The early years of the reign of Yung Ching were marked by extraordinary
public misfortunes. The flooding of the Hoangho entailed a famine, which
spread such desolation throughout the northern provinces that it is
affirmed, on credible authority, that 40,000 persons were fed at the state
expense in Pekin alone for a period of four months. The taxes in some of
the most important cities and wealthiest districts had to be greatly
reduced, and the resources of the exchequer were severely strained. But
the loss and suffering caused by the famine were speedily cast into the
shade by a terrible and sudden visitation which carried desolation and
destruction throughout the whole of the metropolitan province of Pechihli.
The northern districts of China have for many centuries been liable to the
frequent recurrence of earthquakes on a terribly vast and disastrous
scale, but none of them equaled in its terrific proportions that of the
year 1730. It came without warning, but the shocks continued for ten days.

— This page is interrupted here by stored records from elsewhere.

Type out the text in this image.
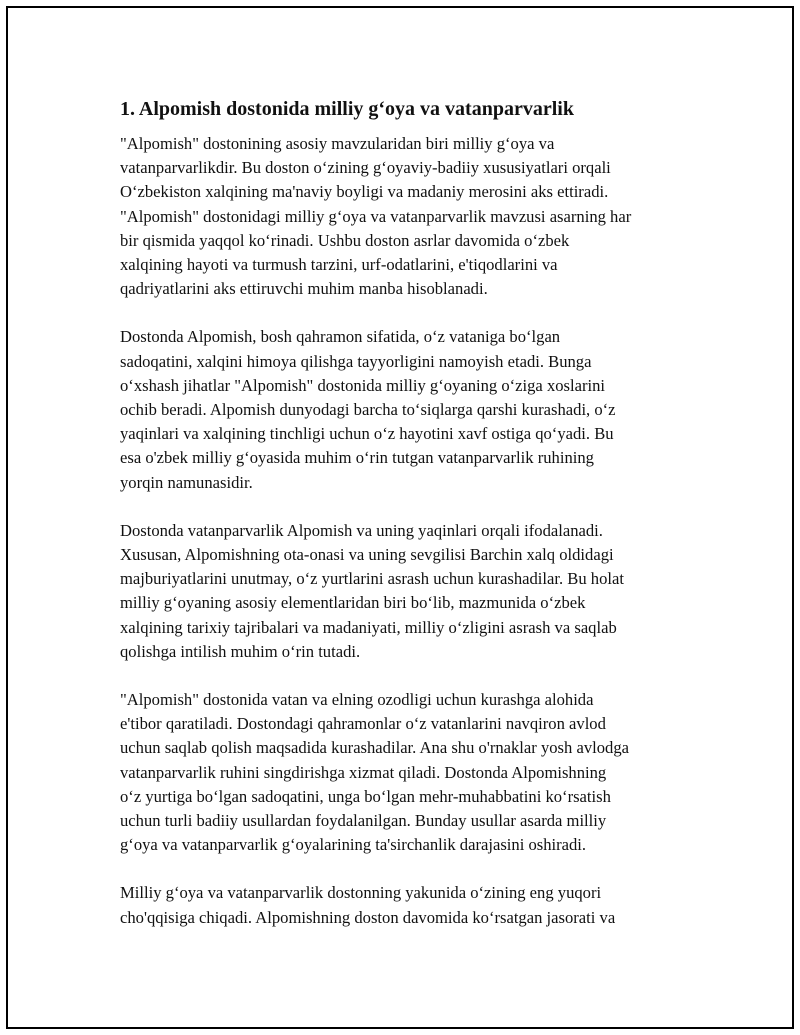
1. Alpomish dostonida milliy g‘oya va vatanparvarlik
"Alpomish" dostonining asosiy mavzularidan biri milliy g‘oya va
vatanparvarlikdir. Bu doston o‘zining g‘oyaviy-badiiy xususiyatlari orqali
O‘zbekiston xalqining ma'naviy boyligi va madaniy merosini aks ettiradi.
"Alpomish" dostonidagi milliy g‘oya va vatanparvarlik mavzusi asarning har
bir qismida yaqqol ko‘rinadi. Ushbu doston asrlar davomida o‘zbek
xalqining hayoti va turmush tarzini, urf-odatlarini, e'tiqodlarini va
qadriyatlarini aks ettiruvchi muhim manba hisoblanadi.
Dostonda Alpomish, bosh qahramon sifatida, o‘z vataniga bo‘lgan
sadoqatini, xalqini himoya qilishga tayyorligini namoyish etadi. Bunga
o‘xshash jihatlar "Alpomish" dostonida milliy g‘oyaning o‘ziga xoslarini
ochib beradi. Alpomish dunyodagi barcha to‘siqlarga qarshi kurashadi, o‘z
yaqinlari va xalqining tinchligi uchun o‘z hayotini xavf ostiga qo‘yadi. Bu
esa o'zbek milliy g‘oyasida muhim o‘rin tutgan vatanparvarlik ruhining
yorqin namunasidir.
Dostonda vatanparvarlik Alpomish va uning yaqinlari orqali ifodalanadi.
Xususan, Alpomishning ota-onasi va uning sevgilisi Barchin xalq oldidagi
majburiyatlarini unutmay, o‘z yurtlarini asrash uchun kurashadilar. Bu holat
milliy g‘oyaning asosiy elementlaridan biri bo‘lib, mazmunida o‘zbek
xalqining tarixiy tajribalari va madaniyati, milliy o‘zligini asrash va saqlab
qolishga intilish muhim o‘rin tutadi.
"Alpomish" dostonida vatan va elning ozodligi uchun kurashga alohida
e'tibor qaratiladi. Dostondagi qahramonlar o‘z vatanlarini navqiron avlod
uchun saqlab qolish maqsadida kurashadilar. Ana shu o'rnaklar yosh avlodga
vatanparvarlik ruhini singdirishga xizmat qiladi. Dostonda Alpomishning
o‘z yurtiga bo‘lgan sadoqatini, unga bo‘lgan mehr-muhabbatini ko‘rsatish
uchun turli badiiy usullardan foydalanilgan. Bunday usullar asarda milliy
g‘oya va vatanparvarlik g‘oyalarining ta'sirchanlik darajasini oshiradi.
Milliy g‘oya va vatanparvarlik dostonning yakunida o‘zining eng yuqori
cho'qqisiga chiqadi. Alpomishning doston davomida ko‘rsatgan jasorati va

Over 100,000 persons were overwhelmed in a moment at Pekin, the suburbs
were laid in ruins, the imperial palace was destroyed, the summer
residence at Yuen Ming Yuen, on which Yung Ching had lavished his taste
and his treasure, suffered in scarcely a less degree. The emperor and the
inhabitants fled from the city, and took shelter without the walls, where
they encamped. The loss was incalculable, and it has been stated that Yung
Ching expended seventy-five million dollars in repairing the damage and
allaying the public misfortune. Notwithstanding these national calamities
the population increased, and in some provinces threatened to outgrow the
production of rice. Various devices were resorted to to check the growth
of the population; but they were all of a simple and harmless character,
such as the issue of rewards to widows who did not marry again and to
bachelors who preserved their state.